Antes de partir, Dee Du observou por mais uma vez a casa. E pensou em escrever uma carta, para que a pudessem ler quando já pudessem ler. Mas Dee Du não se conformou com o resultado.
A carta de Dee Du era melancólica, misteriosa e singelamente poética:
“Seria, dentro dessa idéia difícil de compreender, necessário lutar contra o mundo, demente que sou, seria preciso lutar contra qualquer coisa que girasse ao redor do sol. Eu tinha que imaginar que a terra era uma bola de borracha na qual se podia encravar um punhal, causar um dano, estorvar qualquer que fosse a gargalhada que disso brotasse. Decidi que seria necessário, que apontado em minha direção estivesse o dedo em riste de um juiz.
Tolices desvendadas. Máscaras pisoteadas pela verdade dura e cruelmente crua.

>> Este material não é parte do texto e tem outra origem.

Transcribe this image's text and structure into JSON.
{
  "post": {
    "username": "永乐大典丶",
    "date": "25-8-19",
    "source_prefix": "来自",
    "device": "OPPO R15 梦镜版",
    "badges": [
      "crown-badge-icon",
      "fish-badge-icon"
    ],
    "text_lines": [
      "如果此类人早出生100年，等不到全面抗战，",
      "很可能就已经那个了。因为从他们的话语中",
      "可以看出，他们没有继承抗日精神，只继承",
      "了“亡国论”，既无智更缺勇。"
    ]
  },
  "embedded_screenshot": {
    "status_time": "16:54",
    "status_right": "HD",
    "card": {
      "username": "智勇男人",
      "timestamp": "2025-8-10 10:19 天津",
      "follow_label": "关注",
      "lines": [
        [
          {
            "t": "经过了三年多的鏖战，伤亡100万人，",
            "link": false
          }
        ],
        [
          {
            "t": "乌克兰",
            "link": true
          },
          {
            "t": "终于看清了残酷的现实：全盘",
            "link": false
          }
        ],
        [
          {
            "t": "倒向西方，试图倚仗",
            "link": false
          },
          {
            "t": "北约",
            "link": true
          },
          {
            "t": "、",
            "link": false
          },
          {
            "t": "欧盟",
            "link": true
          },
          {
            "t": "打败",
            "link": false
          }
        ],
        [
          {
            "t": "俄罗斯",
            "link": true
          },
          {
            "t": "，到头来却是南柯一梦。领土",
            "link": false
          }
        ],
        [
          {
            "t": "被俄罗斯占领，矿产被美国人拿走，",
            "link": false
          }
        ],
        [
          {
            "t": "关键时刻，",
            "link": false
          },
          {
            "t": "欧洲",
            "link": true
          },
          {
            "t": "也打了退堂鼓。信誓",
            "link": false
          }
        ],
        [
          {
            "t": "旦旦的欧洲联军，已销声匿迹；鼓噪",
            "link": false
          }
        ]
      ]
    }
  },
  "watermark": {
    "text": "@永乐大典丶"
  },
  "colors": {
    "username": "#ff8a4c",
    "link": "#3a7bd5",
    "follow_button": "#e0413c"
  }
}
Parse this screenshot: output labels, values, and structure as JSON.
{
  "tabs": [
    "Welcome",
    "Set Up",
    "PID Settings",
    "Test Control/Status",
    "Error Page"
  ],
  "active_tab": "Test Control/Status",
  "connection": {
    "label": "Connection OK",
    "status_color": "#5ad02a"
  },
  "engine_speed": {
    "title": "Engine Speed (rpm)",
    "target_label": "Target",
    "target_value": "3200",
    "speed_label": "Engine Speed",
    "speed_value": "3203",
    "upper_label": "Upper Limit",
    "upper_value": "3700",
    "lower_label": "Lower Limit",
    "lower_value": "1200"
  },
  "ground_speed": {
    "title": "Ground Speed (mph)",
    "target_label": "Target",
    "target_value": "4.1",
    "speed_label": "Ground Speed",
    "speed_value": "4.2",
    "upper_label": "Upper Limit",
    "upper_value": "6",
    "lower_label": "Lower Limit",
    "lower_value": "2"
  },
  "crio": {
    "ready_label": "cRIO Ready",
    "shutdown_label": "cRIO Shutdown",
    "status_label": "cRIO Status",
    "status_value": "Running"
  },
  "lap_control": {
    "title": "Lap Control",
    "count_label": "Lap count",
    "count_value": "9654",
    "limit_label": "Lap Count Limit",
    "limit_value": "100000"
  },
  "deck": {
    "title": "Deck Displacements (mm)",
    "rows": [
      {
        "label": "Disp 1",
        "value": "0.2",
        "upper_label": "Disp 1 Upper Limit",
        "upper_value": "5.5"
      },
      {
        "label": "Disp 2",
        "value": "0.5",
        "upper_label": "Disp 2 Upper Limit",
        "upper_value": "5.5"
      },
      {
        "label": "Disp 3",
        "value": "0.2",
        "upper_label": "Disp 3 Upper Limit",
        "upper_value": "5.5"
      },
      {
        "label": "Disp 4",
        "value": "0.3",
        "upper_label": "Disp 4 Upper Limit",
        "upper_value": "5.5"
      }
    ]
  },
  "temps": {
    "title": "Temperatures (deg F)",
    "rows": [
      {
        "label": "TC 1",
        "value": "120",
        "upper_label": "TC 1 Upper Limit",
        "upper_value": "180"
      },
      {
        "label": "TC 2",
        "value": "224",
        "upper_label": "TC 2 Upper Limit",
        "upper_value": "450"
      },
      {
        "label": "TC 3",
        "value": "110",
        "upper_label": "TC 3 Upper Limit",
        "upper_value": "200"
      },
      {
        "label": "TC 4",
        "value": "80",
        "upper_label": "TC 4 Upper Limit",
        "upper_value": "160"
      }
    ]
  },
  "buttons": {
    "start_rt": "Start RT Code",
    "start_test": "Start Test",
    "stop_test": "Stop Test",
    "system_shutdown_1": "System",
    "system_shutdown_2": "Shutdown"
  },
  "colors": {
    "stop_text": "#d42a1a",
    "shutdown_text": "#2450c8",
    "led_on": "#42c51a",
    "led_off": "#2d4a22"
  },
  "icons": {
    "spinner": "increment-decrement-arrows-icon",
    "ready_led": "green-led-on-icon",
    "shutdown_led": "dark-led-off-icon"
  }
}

Nesse sem fim de labirinto, talvez divinizando um voto numa vaidade suprema, teria que existir um modo de marcar com ferro a pele de um corpo adocicado pela acidez do meio. Mas qual modo seria esse? Seria pela escolha de um desfecho?
A pergunta ecoa sempre, por qualquer que seja a hora. Mas eis que soa a resposta e é melhor quem nem se revele mais a pergunta.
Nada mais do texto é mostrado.